Delete a named scene element, such as objects, materials, lights, textures, instances, and instance groups. Declarations cannot be deleted. It is possible to delete an element and recreate it with the same name, but this breaks all links. For example, if a light is created and then an instance is created for it, naming the light, the link between instance and light is broken when the light is deleted and recreated. The instance retains a dangling link that will cause havoc during later processing. The delete command should be used only for entities that disappear permanently. All instances and instance groups that contain the name must be updated before the name is deleted.
Instead of deleting and recreating an element, an incremental change should be used by prefixing the element definition with the incremental modifier. This has the additional advantage that the element retains all contents that are not modified during the new incremental definition. For example, an incremental change to a camera containing nothing but a new frame number specification will leave the camera unchanged except for the frame number. As an exception, objects and instgroups are cleared first because merging is not generally useful in these cases.
debug "mode" ["arg"]
Print debug information to the stderr. The verbosity ( -verbose) must be set to 4 or higher. Some modes print information on a specific database element arg.
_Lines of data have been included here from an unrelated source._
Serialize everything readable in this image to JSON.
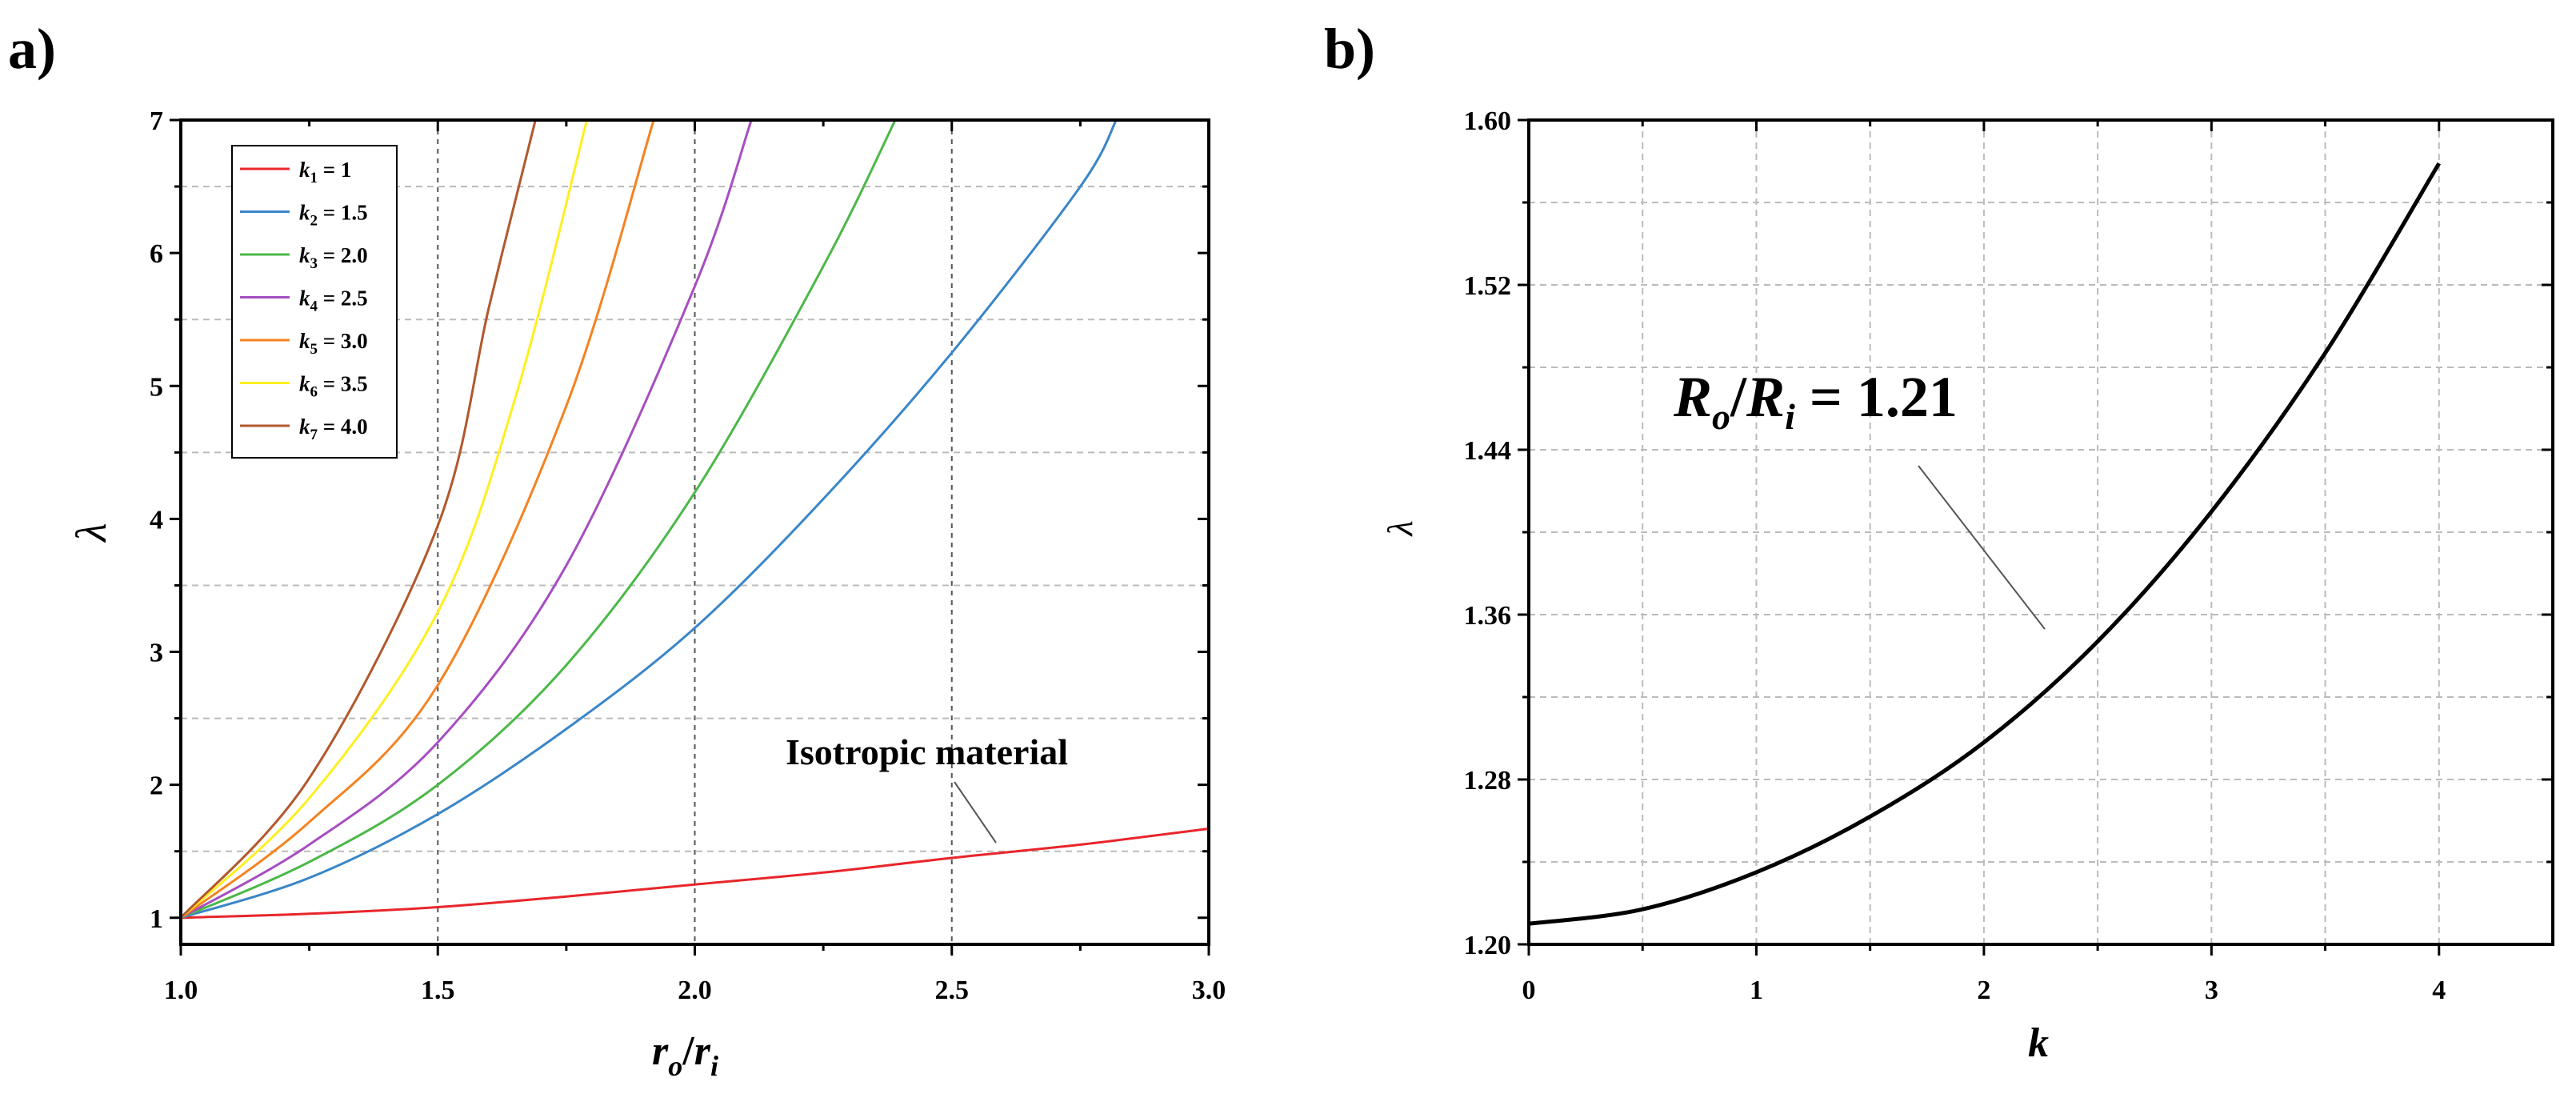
{
  "panels": {
    "a": {
      "label": "a)"
    },
    "b": {
      "label": "b)"
    }
  },
  "chart_data": [
    {
      "id": "a",
      "type": "line",
      "title": "",
      "xlabel": "r_o/r_i",
      "xlabel_parts": {
        "main1": "r",
        "sub1": "o",
        "sep": "/",
        "main2": "r",
        "sub2": "i"
      },
      "ylabel": "λ",
      "xlim": [
        1.0,
        3.0
      ],
      "ylim": [
        0.8,
        7
      ],
      "x_ticks": [
        1.0,
        1.5,
        2.0,
        2.5,
        3.0
      ],
      "x_tick_labels": [
        "1.0",
        "1.5",
        "2.0",
        "2.5",
        "3.0"
      ],
      "y_ticks": [
        1,
        2,
        3,
        4,
        5,
        6,
        7
      ],
      "y_tick_labels": [
        "1",
        "2",
        "3",
        "4",
        "5",
        "6",
        "7"
      ],
      "grid": true,
      "legend_position": "top-left",
      "series": [
        {
          "name": "k1 = 1",
          "k": "k",
          "sub": "1",
          "val": "= 1",
          "color": "#e8262b",
          "x": [
            1.0,
            1.25,
            1.5,
            1.75,
            2.0,
            2.25,
            2.5,
            2.75,
            3.0
          ],
          "y": [
            1.0,
            1.03,
            1.08,
            1.16,
            1.25,
            1.34,
            1.45,
            1.55,
            1.67
          ]
        },
        {
          "name": "k2 = 1.5",
          "k": "k",
          "sub": "2",
          "val": "= 1.5",
          "color": "#3a86c8",
          "x": [
            1.0,
            1.25,
            1.5,
            1.75,
            2.0,
            2.25,
            2.5,
            2.75,
            2.82
          ],
          "y": [
            1.0,
            1.3,
            1.78,
            2.42,
            3.18,
            4.15,
            5.25,
            6.5,
            7.0
          ]
        },
        {
          "name": "k3 = 2.0",
          "k": "k",
          "sub": "3",
          "val": "= 2.0",
          "color": "#4cb848",
          "x": [
            1.0,
            1.25,
            1.5,
            1.75,
            2.0,
            2.25,
            2.39
          ],
          "y": [
            1.0,
            1.42,
            2.0,
            2.9,
            4.2,
            5.9,
            7.0
          ]
        },
        {
          "name": "k4 = 2.5",
          "k": "k",
          "sub": "4",
          "val": "= 2.5",
          "color": "#a64ec1",
          "x": [
            1.0,
            1.25,
            1.5,
            1.75,
            2.0,
            2.11
          ],
          "y": [
            1.0,
            1.55,
            2.32,
            3.65,
            5.75,
            7.0
          ]
        },
        {
          "name": "k5 = 3.0",
          "k": "k",
          "sub": "5",
          "val": "= 3.0",
          "color": "#f58220",
          "x": [
            1.0,
            1.25,
            1.5,
            1.75,
            1.92
          ],
          "y": [
            1.0,
            1.72,
            2.75,
            4.85,
            7.0
          ]
        },
        {
          "name": "k6 = 3.5",
          "k": "k",
          "sub": "6",
          "val": "= 3.5",
          "color": "#ffef1f",
          "x": [
            1.0,
            1.25,
            1.5,
            1.65,
            1.79
          ],
          "y": [
            1.0,
            1.9,
            3.3,
            4.9,
            7.0
          ]
        },
        {
          "name": "k7 = 4.0",
          "k": "k",
          "sub": "7",
          "val": "= 4.0",
          "color": "#b2582d",
          "x": [
            1.0,
            1.25,
            1.5,
            1.6,
            1.69
          ],
          "y": [
            1.0,
            2.05,
            3.95,
            5.6,
            7.0
          ]
        }
      ],
      "annotation": {
        "text": "Isotropic  material"
      }
    },
    {
      "id": "b",
      "type": "line",
      "title": "",
      "xlabel": "k",
      "ylabel": "λ",
      "xlim": [
        0,
        4.5
      ],
      "ylim": [
        1.2,
        1.6
      ],
      "x_ticks": [
        0,
        1,
        2,
        3,
        4
      ],
      "x_tick_labels": [
        "0",
        "1",
        "2",
        "3",
        "4"
      ],
      "y_ticks": [
        1.2,
        1.28,
        1.36,
        1.44,
        1.52,
        1.6
      ],
      "y_tick_labels": [
        "1.20",
        "1.28",
        "1.36",
        "1.44",
        "1.52",
        "1.60"
      ],
      "grid": true,
      "series": [
        {
          "name": "Ro/Ri = 1.21",
          "color": "#000000",
          "x": [
            0,
            0.5,
            1.0,
            1.5,
            2.0,
            2.5,
            3.0,
            3.5,
            4.0
          ],
          "y": [
            1.21,
            1.217,
            1.235,
            1.262,
            1.298,
            1.347,
            1.41,
            1.487,
            1.579
          ]
        }
      ],
      "annotation": {
        "main1": "R",
        "sub1": "o",
        "sep": "/",
        "main2": "R",
        "sub2": "i",
        "val": " = 1.21"
      }
    }
  ]
}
The following modes are supported:
|sym||-||print all symbol tables|
|sym global||-||print the main global symbol table|
|sym declare||-||print all declaration symbols|
|sym variable||-||print all variables from the set command|
|sym hardware||-||print all hardware shaders|
|registry||-||print all registry command entries|
|mem summary||-||print memory usage summary|
|db statistics||-||print scene database tag usage statistics|
|db summary||-||print scene database tags by module and type|
|db dump||-||print all tags in the scene database|
|job statistics||-||print summary of executed jobs|
|img verbose||-||turn on debugging for loaded image files|
|scene check||Y||check database consistency of tag|
|scene dump||Y||brief listing of tag hierarchy|
|scene alldump||Y||verbose listing of tag hierarchy|
|echo||Y||echo a tag, like -echo|
render "root_instgroup_name" "camera_inst_name" "options_name"
This statement renders the scene.
The name of an options element, a camera instance element (which must also have been attached to the root instance group), and the root instance group must be given.